For Steiner, knowing things was to put them to work. He drew great inspiration from Goethe, who studied the work of Paracelsus, the renaissance physician who established the role of chemistry in medicine. Paracelsus described a remedy as ‘like a spark that, though it has no weight, can set a house afire.’ Steiner’s remedies for agriculture were like sparks of life that took root and grew. Like seeds these remedies could be sown and re-sown, again and again bringing generation after generation of living activities to the soil, the air above it and its plants and animals.

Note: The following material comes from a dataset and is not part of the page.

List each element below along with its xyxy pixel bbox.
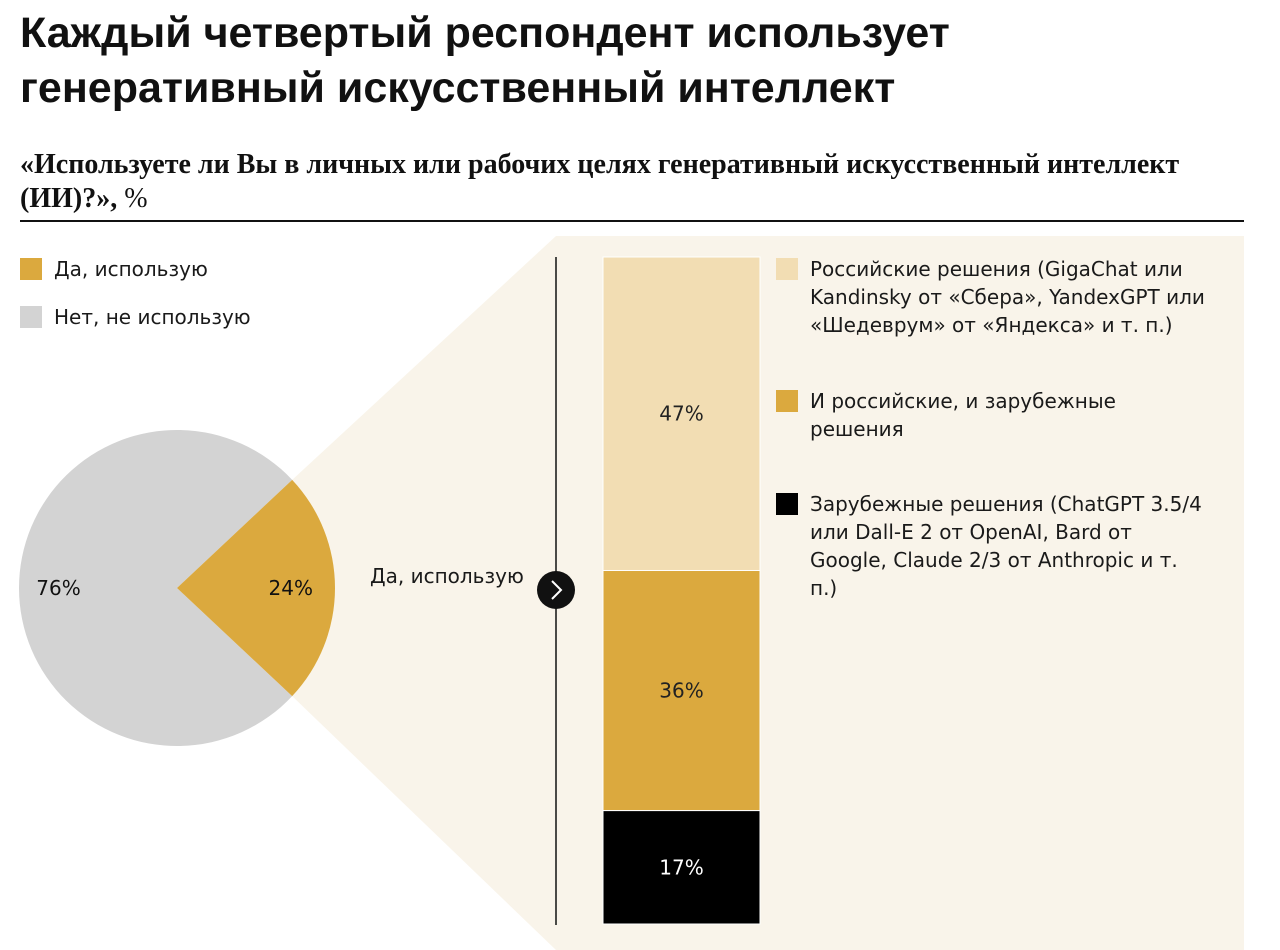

These remedies, known today as the biodynamic preparations, are of two sorts—the field sprays and the herbal compost preparations. Steiner’s field sprays used cow horns as sheaths to focus the resonant energies of the earth on materials packed within the horns and buried either over winter or over summer in the soil. This thoroughly imparted the characteristic energies of the season, transforming the substances within the horns. For the lime polarity he filled the horns with cow manure and buried them over the winter. For the silica polarity he used fine silica powder buried over the summer. Though he identified clay as the mediator between lime and silica and alluded to making a clay remedy in his second lecture, he did not make specific recommendations in his agriculture course. However, traditions are that in making these remedies beforehand he filled the open end of each horn with a plug of clay. In Australia it has become common practice to make both summer and winter horn clay.
He also gave instructions for making six herbal remedies to improve and enhance composts, and a seventh herbal remedy to use in case of wet conditions and excessive nitrification. These procedures can be found in the Agriculture Course and other biodynamic publications.

How Steiner focused on agriculture as the culmination of his life’s work is recounted in Adalbert Graf Von Keyserlingk’s book, The Birth of a New Agriculture, Koberwitz 1924. Steiner’s motivation is also revealed in Ehrenfried Pfeiffer’s account of a question Pfeiffer asked him on a train to Stuttgart after the Agriculture Course.

“How can it happen that the spiritual impulse, and especially the inner schooling, for which you are constantly providing stimulus and guidance bear so little fruit? Why do the people concerned give so little evidence of spiritual experience, in spite of all their efforts? Why, worst of all, is the will for action, for the carrying out of these spiritual impulses, so weak?” I was particularly anxious to get an answer to the question as to how one could build a bridge to active participation and the carrying out of spiritual intentions without being pulled off the right path by personal ambition, illusions and petty jealousies, for these were the negative qualities Rudolf Steiner had named as the main inner hindrances. Then came the surprising and though-provoking answer. “This is a problem of nutrition. Nutrition as it is today does not supply the strength necessary for manifesting the spirit in physical life. A bridge can no longer be built from thinking to will and action. Food plants no longer contain the forces people need for this.”

A nutritional problem which, if solved, would enable the spirit to become manifest and realize itself in human beings! With this as a background one can understand why Dr. Steiner said that “the benefits of the biodynamic preparations should be made available as quickly as possible to the largest possible areas of the entire Earth, for the Earth’s healing.”